Lately I have been thinking about the consequences of lies – specifically for an ISO or for an agent. Although politicians and others can tell falsehoods or “alternative facts” and suffer minimum impact, the impact of lying to merchants and our customers has lasting impact. And in some cases, causes permanent damage to an ISO or agent’s reputation.
For most of us, our livelihood is driven by relationships. Like the life insurance salesperson, the longer we keep the relationship (and the client!) alive, the more we make. Yes, you must sign new merchants to grow your portfolio, but maintaining a trusting relationship means you’re not signing new merchants to just tread water. And since merchants today are bombarded by offers, solicitations, and visits by competitors, that trust must be strong.
That doesn’t mean you can’t make a mistake, or there can’t be an error. Trust allows you to fix the problem, and once fixed, trust remains strong. However, one lie (no matter how small) creates irreparable damage to that trust and often results in the merchant listening to those hundreds of offers.
There are two kinds of lies. First, there is the blatant, intentional lie. These falsehoods are told to intentionally deceive someone. The successful ISO or independent sales agent has no interest in lying, therefore, intentional lies are easy to avoid.
It’s the second kind of lie, however, that has made me consider the consequences of lying: the unintentional lie. There are also two types of unintentional lies.
Misinformation is often shared due to either unknown or undisclosed information. This happens when the ISO or agent has limited knowledge on the topic and translates what they know into an answer. This can be avoided completely. If you are not 100% sure of the answer, simply say, “I am not sure” or “I don’t know.” But follow that with, “but I will find out.” Merchants will respect that answer, and will respect you for your honesty.
The second type of unintentional lie is when the salesperson is unaware of a situation. The most common occurrence is when discussing cost savings. For example, you analyzed a merchant statement, quoted an improvement in price, and signed the merchant. A month later the merchant calls wondering why he is paying more than he did before. He is upset and wants to leave because you said you would reduce his costs. Needless to say, the merchant feels deceived.

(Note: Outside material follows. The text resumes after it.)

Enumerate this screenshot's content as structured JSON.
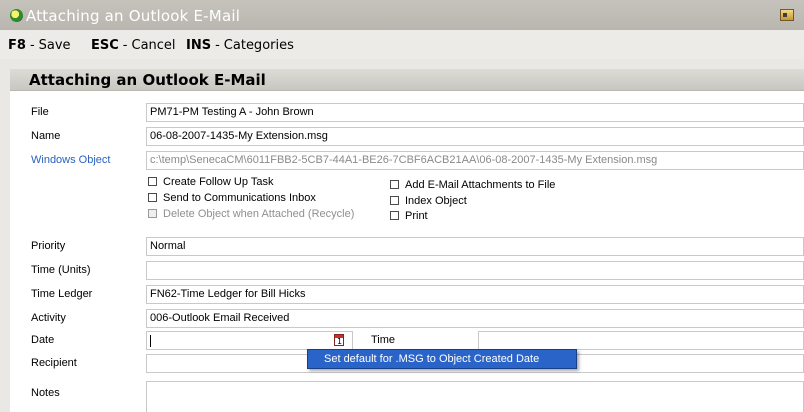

You know you did your numbers right, but it appears he is paying more. What you didn’t realize was that your partner padded certain fees, and that difference was more than the savings you promised. And now your merchant is locked into a contract, and is not happy.
This is a clear example of an unintentional lie. Yet, it’s a lie nonetheless. These are the types of lies that hurt the most because you honestly believed you were telling the truth. It’s still a lie though, and one that impacts you greatly, even though you were just passing on what you perceived to be the truth. Regardless of your intentions. you still deceived the merchant.
If you want to avoid unintentional lies, you must do your own homework and have a clear understanding of what you are selling. Review your schedules and check your merchant statements. Ask potential ISO partners if they add anything to the number of fees charged. Do your homework first.
As I have said, lying kills relationships. Even the inadvertent lie. But, you can control both by telling the truth, admitting when you don’t know the answer, and fully understanding your offering.
Don’t help perpetuate the joke. Let’s make 2017 the year of honesty…at least in the payments world.